Long-Term Treatment With First-Line Ocrelizumab in Patients With Early RMS: 9-Year OPERA Subgroup Analysis
Joao Cerqueira1, Achim Berthele2, Bruce Cree3, Massimo Filippi4, Gabriel Pardo5, Owen Pearson6, Anthony Traboulsee7, Tjalf Ziemssen8, Timothy Vollmer9, Corrado Bernasconi10, Corey Mandel11, Inessa Kulyk10, Cathy Chognot10, Hans-Martin Schneble10, Kalpesh Prajapati12, Eva Havrdova13
12CA-Clinical Academic Centre Braga, Portugal Life and Health Sciences Research Institute, School of Medicine, University of Minho, Braga, Portugal, 2Department of Neurology, School of Medicine, Technical University of Munich, Munich, Germany, 3Department of Neurology, UCSF Weill Institute for Neurosciences, University of California San Francisco, San Francisco, CA, USA, 4Neurology Unit, Neurophysiology Service, Neurorehabilitation Unit, Neuroimaging Research Unit, Division of Neuroscience, IRCCS San Raffaele Scientific Institute, Milan, Italy, 5Multiple Sclerosis Center of Excellence, Oklahoma Medical Research Foundation, Oklahoma City, OK, USA, 6Department of Neurology, Morriston Hospital, Swansea, UK, 7Department of Neurology, University of British Columbia, Vancouver, BC, Canada, 8Center of Clinical Neuroscience, Department of Neurology, University Clinic Carl Gustav Carus, Dresden University of Technology, Dresden, Germany, 9Department of Neurology, Rocky Mountain Multiple Sclerosis Center at Anschutz Medical Campus, University of Colorado Denver, Denver, CO, USA, 10F. Hoffmann-La Roche Ltd, Basel, Switzerland, 11Genentech, Inc., San Francisco, CA, USA, 12IQVIA Solutions, Inc., Amsterdam, The Netherlands, 13Department of Neurology and Center of Clinical Neuroscience, General University Hospital and Charles University, Prague, Czech Republic

To assess the efficacy and safety of first-line ocrelizumab (OCR) in a subgroup of treatment-naive patients (N=757) with early relapsing multiple sclerosis (RMS) (diagnosis ≤2 years) from the OPERA I/II trials (NCT01247324/NCT01412333) over 9 years of follow-up.

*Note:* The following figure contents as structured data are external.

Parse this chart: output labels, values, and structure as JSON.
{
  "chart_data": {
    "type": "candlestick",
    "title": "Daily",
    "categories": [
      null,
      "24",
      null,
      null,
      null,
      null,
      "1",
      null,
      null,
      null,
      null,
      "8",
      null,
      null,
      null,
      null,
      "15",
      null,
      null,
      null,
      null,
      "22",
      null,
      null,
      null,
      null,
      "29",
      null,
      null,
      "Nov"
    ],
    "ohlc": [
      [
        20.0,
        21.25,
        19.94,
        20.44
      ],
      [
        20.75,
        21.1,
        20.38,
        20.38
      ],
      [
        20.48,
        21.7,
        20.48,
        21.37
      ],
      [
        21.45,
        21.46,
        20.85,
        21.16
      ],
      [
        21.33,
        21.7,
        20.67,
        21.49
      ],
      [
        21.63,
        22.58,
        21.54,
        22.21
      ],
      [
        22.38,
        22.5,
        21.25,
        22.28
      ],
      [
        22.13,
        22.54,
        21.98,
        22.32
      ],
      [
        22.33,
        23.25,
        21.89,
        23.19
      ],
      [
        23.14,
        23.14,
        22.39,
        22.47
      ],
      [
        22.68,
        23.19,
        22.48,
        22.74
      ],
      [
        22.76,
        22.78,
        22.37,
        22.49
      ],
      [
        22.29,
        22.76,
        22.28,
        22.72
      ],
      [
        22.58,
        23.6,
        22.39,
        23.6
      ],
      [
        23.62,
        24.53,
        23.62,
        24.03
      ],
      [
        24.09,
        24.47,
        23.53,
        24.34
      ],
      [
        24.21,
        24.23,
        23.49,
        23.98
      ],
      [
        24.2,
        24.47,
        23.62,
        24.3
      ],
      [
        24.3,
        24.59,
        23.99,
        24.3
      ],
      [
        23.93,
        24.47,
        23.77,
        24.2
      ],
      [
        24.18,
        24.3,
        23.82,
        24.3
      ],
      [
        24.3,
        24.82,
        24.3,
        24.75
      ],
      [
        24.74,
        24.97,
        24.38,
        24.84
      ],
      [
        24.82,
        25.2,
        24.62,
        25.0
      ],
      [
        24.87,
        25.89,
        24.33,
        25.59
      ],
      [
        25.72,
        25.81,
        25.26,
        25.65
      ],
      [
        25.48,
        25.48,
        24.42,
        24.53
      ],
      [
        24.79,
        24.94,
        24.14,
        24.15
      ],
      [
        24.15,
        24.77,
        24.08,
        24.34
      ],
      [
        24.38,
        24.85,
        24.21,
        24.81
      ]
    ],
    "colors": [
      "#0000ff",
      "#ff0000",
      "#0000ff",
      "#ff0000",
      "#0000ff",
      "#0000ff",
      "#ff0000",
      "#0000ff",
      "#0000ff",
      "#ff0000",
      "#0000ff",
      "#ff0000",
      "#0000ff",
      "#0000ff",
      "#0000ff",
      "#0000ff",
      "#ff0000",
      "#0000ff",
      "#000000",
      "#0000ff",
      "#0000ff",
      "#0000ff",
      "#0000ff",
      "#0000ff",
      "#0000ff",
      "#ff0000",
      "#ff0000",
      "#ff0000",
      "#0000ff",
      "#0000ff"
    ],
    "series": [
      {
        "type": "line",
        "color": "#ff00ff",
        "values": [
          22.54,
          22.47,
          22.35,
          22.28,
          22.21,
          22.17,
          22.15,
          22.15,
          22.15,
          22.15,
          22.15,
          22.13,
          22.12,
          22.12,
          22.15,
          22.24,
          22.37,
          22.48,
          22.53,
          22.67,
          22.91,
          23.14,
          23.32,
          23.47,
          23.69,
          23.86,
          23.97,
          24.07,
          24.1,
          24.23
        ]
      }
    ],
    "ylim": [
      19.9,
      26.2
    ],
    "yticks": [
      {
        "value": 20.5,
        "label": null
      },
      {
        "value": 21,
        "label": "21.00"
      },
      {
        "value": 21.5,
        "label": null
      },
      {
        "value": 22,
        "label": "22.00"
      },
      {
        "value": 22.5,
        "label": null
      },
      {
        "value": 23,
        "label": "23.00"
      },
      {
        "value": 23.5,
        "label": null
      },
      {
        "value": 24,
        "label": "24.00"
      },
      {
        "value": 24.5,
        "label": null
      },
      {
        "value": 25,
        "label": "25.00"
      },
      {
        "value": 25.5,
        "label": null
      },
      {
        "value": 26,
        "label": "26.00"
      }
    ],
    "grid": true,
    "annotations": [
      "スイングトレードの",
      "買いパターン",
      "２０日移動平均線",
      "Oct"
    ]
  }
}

The benefits and risks of highly effective therapy as first-line treatment early in RMS should inform evidence-based decisions, to improve patient outcomes compared with escalating from low efficacy treatments.


Patients were randomized to OCR or interferon (IFN)-β-1a during the 96-week, double-blind period (DBP). In the open-label extension (OLE), patients continued with OCR (OCR–OCR) or switched to OCR (IFN–OCR). Efficacy endpoints included no evidence of disease activity (NEDA) with MRI rebaselining at Week 24 (defined as absence of: Protocol-defined relapses, 24-week confirmed disability progression [24W-CDP], contrast-enhancing T1-weighted and new/enlarging T2-weighted lesions) and annualized relapse rate. Safety measures included incidence/nature of adverse events (AEs) and the association between immunoglobulin (Ig)G below the lower limit of normal (LLN) and serious infections (SIs).


Of 757 analyzed patients (OCR, 375; IFN, 382), 67% remained on treatment for over 9 years (OCR, 69%; IFN, 65%). During DBP, a higher proportion of OCR-treated patients, compared with IFN, had NEDA (72% vs 44%; p<0.001) and no 24W-CDP (92% vs 88%; p=0.062). In DBP+OLE, OCR–OCR patients had higher rates of NEDA compared with IFN–OCR (48% vs 26%; p<0.001) and no 24W-CDP (79% vs 75%; p=0.2) or relapses (0.05 vs 0.09; p=0.004). Rates of AEs, serious AEs, SIs and malignancies remained low over 9 years of OCR treatment. In DBP+OLE, 1.8% (12/668) of patients reported SIs during periods of IgG <LLN, with comparable types, characteristics and treatment outcomes to the overall SI profile over 9 years.


In this treatment-naive, early RMS OPERA subgroup, long-term safety and efficacy data over 9 years support the use of ocrelizumab as first-line therapy.